No need for dentures, grow own teeth
Tokyo: Scientists have made teeth from stem cells in a world first that could make dentures a thing of the past.
They looked like normal teeth, were sensitive to pain and chewed food easily. While the experiments were on mice, they pave the way for people to 'grow their own teeth' as required.
The technique could also be adapted to other organs, allowing hearts, lungs and kidneys to be grown inside the body to replace parts worn by age or damaged by disease.
The Japanese study focused on stem cells - 'master cells' with the ability to turn into other cell types. The researchers from the Tokyo University of Science identified two types of stem cell, which together contain all the instructions for a fully grown tooth.
The cells were grown in the laboratory for five days until they formed a tiny tooth 'bud'.
This was then transplanted deep into the jawbone of a mouse that had had a tooth removed.

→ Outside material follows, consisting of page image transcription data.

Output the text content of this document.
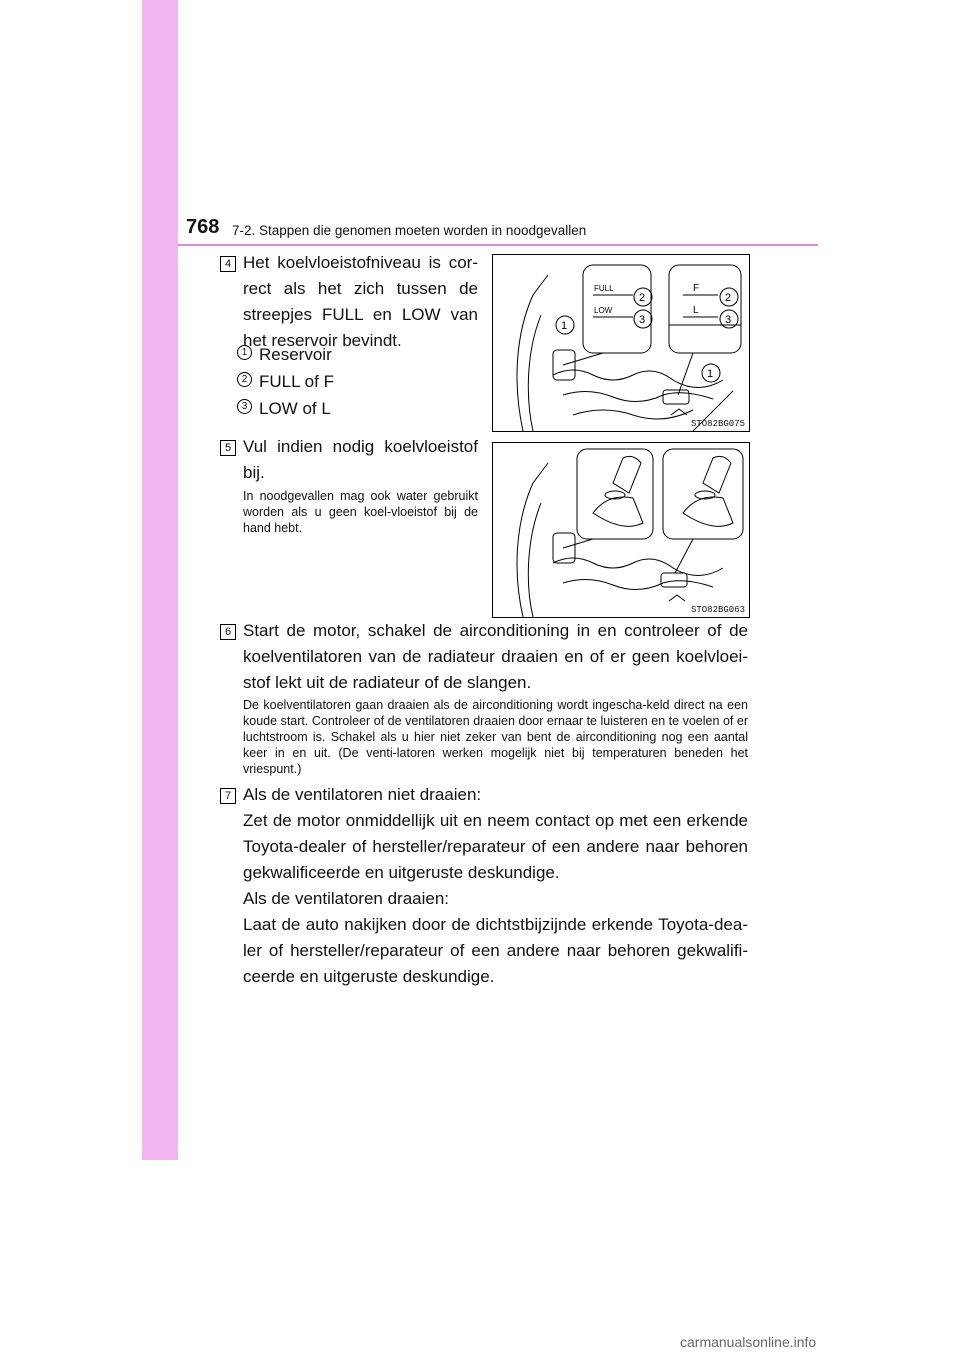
768 7-2. Stappen die genomen moeten worden in noodgevallen
4 Het koelvloeistofniveau is cor-rect als het zich tussen de streepjes FULL en LOW van het reservoir bevindt.
1 Reservoir
2 FULL of F
3 LOW of L
FULL
LOW
F
L
2
3
2
3
1
1
STO82BG075
5 Vul indien nodig koelvloeistof bij.
In noodgevallen mag ook water gebruikt worden als u geen koel-vloeistof bij de hand hebt.
STO82BG063
6 Start de motor, schakel de airconditioning in en controleer of de koelventilatoren van de radiateur draaien en of er geen koelvloei-stof lekt uit de radiateur of de slangen.
De koelventilatoren gaan draaien als de airconditioning wordt ingescha-keld direct na een koude start. Controleer of de ventilatoren draaien door ernaar te luisteren en te voelen of er luchtstroom is. Schakel als u hier niet zeker van bent de airconditioning nog een aantal keer in en uit. (De venti-latoren werken mogelijk niet bij temperaturen beneden het vriespunt.)
7 Als de ventilatoren niet draaien:
Zet de motor onmiddellijk uit en neem contact op met een erkende Toyota-dealer of hersteller/reparateur of een andere naar behoren gekwalificeerde en uitgeruste deskundige.
Als de ventilatoren draaien:
Laat de auto nakijken door de dichtstbijzijnde erkende Toyota-dea-ler of hersteller/reparateur of een andere naar behoren gekwalifi-ceerde en uitgeruste deskundige.
carmanualsonline.info
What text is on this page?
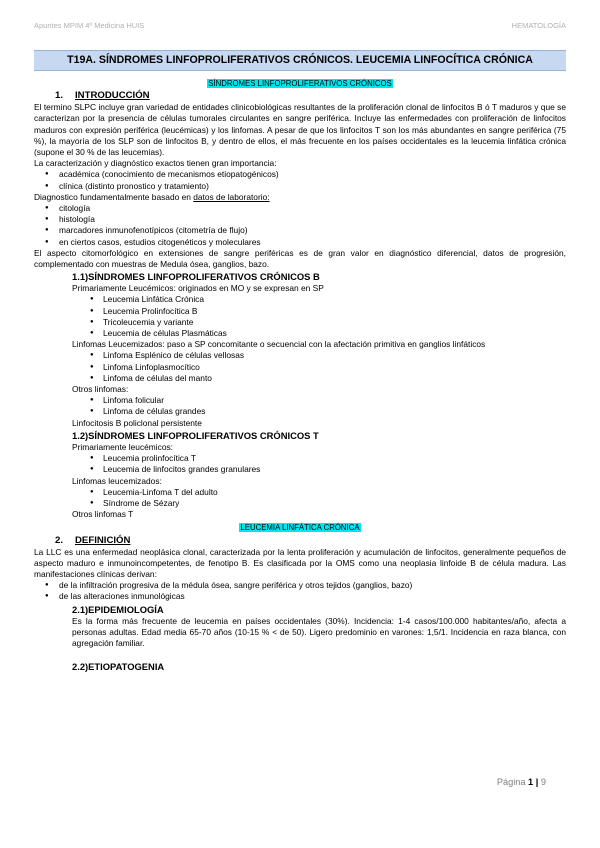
Apuntes MPIM 4º Medicina HUIS	HEMATOLOGÍA
T19A. SÍNDROMES LINFOPROLIFERATIVOS CRÓNICOS. LEUCEMIA LINFOCÍTICA CRÓNICA
SÍNDROMES LINFOPROLIFERATIVOS CRÓNICOS
1. INTRODUCCIÓN

El termino SLPC incluye gran variedad de entidades clinicobiológicas resultantes de la proliferación clonal de linfocitos B ó T maduros y que se caracterizan por la presencia de células tumorales circulantes en sangre periférica. Incluye las enfermedades con proliferación de linfocitos maduros con expresión periférica (leucémicas) y los linfomas. A pesar de que los linfocitos T son los más abundantes en sangre periférica (75 %), la mayoría de los SLP son de linfocitos B, y dentro de ellos, el más frecuente en los países occidentales es la leucemia linfática crónica (supone el 30 % de las leucemias).

La caracterización y diagnóstico exactos tienen gran importancia:

● académica (conocimiento de mecanismos etiopatogénicos)
● clínica (distinto pronostico y tratamiento)

Diagnostico fundamentalmente basado en datos de laboratorio:

● citología
● histología
● marcadores inmunofenotípicos (citometría de flujo)
● en ciertos casos, estudios citogenéticos y moleculares

El aspecto citomorfológico en extensiones de sangre periféricas es de gran valor en diagnóstico diferencial, datos de progresión, complementado con muestras de Medula ósea, ganglios, bazo.

1.1)SÍNDROMES LINFOPROLIFERATIVOS CRÓNICOS B

Primariamente Leucémicos: originados en MO y se expresan en SP

● Leucemia Linfática Crónica
● Leucemia Prolinfocítica B
● Tricoleucemia y variante
● Leucemia de células Plasmáticas

Linfomas Leucemizados: paso a SP concomitante o secuencial con la afectación primitiva en ganglios linfáticos

● Linfoma Esplénico de células vellosas
● Linfoma Linfoplasmocítico
● Linfoma de células del manto

Otros linfomas:

● Linfoma folicular
● Linfoma de células grandes

Linfocitosis B policlonal persistente

1.2)SÍNDROMES LINFOPROLIFERATIVOS CRÓNICOS T

Primariamente leucémicos:

● Leucemia prolinfocítica T
● Leucemia de linfocitos grandes granulares

Linfomas leucemizados:

● Leucemia-Linfoma T del adulto
● Síndrome de Sézary

Otros linfomas T

LEUCEMIA LINFÁTICA CRÓNICA
2. DEFINICIÓN

La LLC es una enfermedad neoplásica clonal, caracterizada por la lenta proliferación y acumulación de linfocitos, generalmente pequeños de aspecto maduro e inmunoincompetentes, de fenotipo B. Es clasificada por la OMS como una neoplasia linfoide B de célula madura. Las manifestaciones clínicas derivan:

● de la infiltración progresiva de la médula ósea, sangre periférica y otros tejidos (ganglios, bazo)
● de las alteraciones inmunológicas
2.1)EPIDEMIOLOGÍA

Es la forma más frecuente de leucemia en países occidentales (30%). Incidencia: 1-4 casos/100.000 habitantes/año, afecta a personas adultas. Edad media 65-70 años (10-15 % < de 50). Ligero predominio en varones: 1,5/1. Incidencia en raza blanca, con agregación familiar.

2.2)ETIOPATOGENIA
Página 1 | 9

Five weeks later, the tip of the tooth broke through the gum. And after seven weeks, it was fully-grown, the journal Proceedings of the National Academy of Sciences reports.
The researchers, who repeated the experiment many times, also showed that the new, bio-engineered teeth were fully-functional.
Dr Kazuhisa Nakao said: "Every bio-engineered tooth erupted through the gum and had every tooth component such as dentine, enamel, pulp, blood vessels, nerve fibres, crown and root."